When we extended this rating method to the full dataset, we obtained the data shown in
Table 9 below:
As shown in
Figure 11, both metrics consistently favored the bullet-time modality, with Expert-like scores reaching statistical significance (
p < 0.07, t(3) = 2.002) and Critical deviations showing strong directional trends (t(3) = 1.248). The large effect size for Expert-like (d = 1.00) and medium effect for Critical deviations (d = 0.62) indicate that bullet-time video provides measurable performance advantages.
With the exception of subject B, which shows an increase in the rate of fatal errors after watching the bullet-time video instead, all groups showed an improvement in educational outcomes compared to the regular video control group.
We also calculated the mean scores (transformed from RMSE calculations) for each of the eight groups of subjects participating in the trial, the time consumed, and the suture wound at completion, as shown in
Figure 12.
In addition, we found that there was consistency in the direction of the values of the expert score (score) as well as the trajectory fit as shown in
Figure 13. This could also confirm that our fit is able to explain the educational outcomes. And it indicates that the bullet-time educating method is useful for normal participants to master instruments’ easy control and medical participants about high-level procedures.

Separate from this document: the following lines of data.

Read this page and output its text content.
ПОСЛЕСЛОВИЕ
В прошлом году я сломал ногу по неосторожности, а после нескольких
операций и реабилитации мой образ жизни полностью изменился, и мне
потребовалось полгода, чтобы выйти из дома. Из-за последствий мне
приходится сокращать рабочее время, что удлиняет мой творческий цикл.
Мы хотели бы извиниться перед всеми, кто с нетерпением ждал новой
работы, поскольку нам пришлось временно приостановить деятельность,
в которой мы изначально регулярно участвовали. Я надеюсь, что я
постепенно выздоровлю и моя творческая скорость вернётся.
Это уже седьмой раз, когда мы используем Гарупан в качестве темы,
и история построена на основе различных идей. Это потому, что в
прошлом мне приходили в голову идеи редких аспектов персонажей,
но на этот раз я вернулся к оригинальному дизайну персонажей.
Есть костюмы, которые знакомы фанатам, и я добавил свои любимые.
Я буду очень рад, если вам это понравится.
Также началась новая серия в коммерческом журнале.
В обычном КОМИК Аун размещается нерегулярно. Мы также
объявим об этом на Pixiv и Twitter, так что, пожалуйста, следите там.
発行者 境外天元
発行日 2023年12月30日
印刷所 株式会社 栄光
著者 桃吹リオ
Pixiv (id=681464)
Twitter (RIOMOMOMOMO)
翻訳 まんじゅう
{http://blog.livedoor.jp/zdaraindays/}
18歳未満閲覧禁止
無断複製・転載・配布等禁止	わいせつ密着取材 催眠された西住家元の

Because of the numerical nature of RMSE, we used the new numerical value RMSE_ref for the inverse expression of the trends of RMSE. This makes the results more intuitive.
A strong positive correlation is observed between expert ratings and automated RMSE_ref scores (r = 0.780, p = 0.022, 95% CI [0.18, 0.95]), indicating significant alignment in their evaluation trends. In 5 of 8 cases (62.5%), the expert ratings outperformed calculated RMSE_ref. The Wilcoxon signed-rank test showed consistent directional advantage for the system (T+ = 16.5, Z = −1.26, p = 0.207), with a moderate effect size (ES r = −0.44). These indicate that the trends of the two methodological assessments are highly consistent, and with the exception of some specific extreme samples, the rating score by system (RMSE_ref) can be used as a basis for judging completion.